Der Rebellenheld Robin Hood führt Lady Marian durch ein Armenlager im Sherwood Forest: All jene, die durch die ungnädige Herrschaft Prinz Johns ihr Hab und Gut verloren haben, liegen hier auf Strohpritschen und warten auf Erlösung. Obwohl der Held der Mittellosen (Errol Flynn) das Mündel des Königs (Olivia de Havilland) nur von der Rechtschaffenheit und dem Nutzen seiner Raubzüge überzeugen möchte, etabliert die Musik das Leitmotiv der Liebe.

Es ist dies einer der ersten Momente der Laufbildgeschichte, in dem eine Komposition den Filminhalt erweitert und fruchtbaren Subtext einzieht. Geschrieben wurde sie von Erich Wolfgang Korngold: Der Musikkritikersohn wurde 1897 in Brünn geboren, ab dem Alter von vier Jahren wuchs er in Wien auf und stellte schon früh ein einzigartiges musikalisches Talent unter Beweis.

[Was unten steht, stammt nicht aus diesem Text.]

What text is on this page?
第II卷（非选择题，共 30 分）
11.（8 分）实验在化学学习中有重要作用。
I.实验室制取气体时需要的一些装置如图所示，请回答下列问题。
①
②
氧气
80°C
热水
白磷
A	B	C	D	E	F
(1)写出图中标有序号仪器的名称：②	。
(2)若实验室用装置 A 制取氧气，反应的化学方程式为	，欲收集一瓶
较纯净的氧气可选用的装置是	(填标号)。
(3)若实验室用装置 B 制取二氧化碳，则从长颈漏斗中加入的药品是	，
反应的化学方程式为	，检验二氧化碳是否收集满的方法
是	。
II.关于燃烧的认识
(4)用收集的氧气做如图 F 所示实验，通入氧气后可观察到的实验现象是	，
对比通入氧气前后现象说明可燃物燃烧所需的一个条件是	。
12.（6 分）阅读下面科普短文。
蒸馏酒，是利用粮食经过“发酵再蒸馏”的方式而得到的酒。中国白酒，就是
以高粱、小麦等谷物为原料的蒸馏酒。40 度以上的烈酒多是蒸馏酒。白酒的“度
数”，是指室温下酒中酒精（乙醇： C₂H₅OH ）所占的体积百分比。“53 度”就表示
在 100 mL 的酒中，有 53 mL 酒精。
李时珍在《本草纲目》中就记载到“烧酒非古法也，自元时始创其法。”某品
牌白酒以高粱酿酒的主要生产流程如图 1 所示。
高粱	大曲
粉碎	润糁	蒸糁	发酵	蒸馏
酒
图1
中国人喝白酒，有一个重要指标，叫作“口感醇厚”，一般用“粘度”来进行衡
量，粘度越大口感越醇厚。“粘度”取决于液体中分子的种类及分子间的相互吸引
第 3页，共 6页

Herausforderung Hollywood: ein Erfolg

1934 nahm er eine (Hollywood-)Herausforderung seines langjährigen Freundes, des legendären Theatermanns Max Reinhardt an, den Warner Bros. engagiert hatten, um Shakespeares „Sommernachtstraum“ zu verfilmen. Die auf Kriminalfilme und Musicals spezialisierte Produktionsfirma musste nach Einführung des Hays Code (der unanständige Inhalte definierte und zensierte) auf harmlos erscheinende Filme umsatteln.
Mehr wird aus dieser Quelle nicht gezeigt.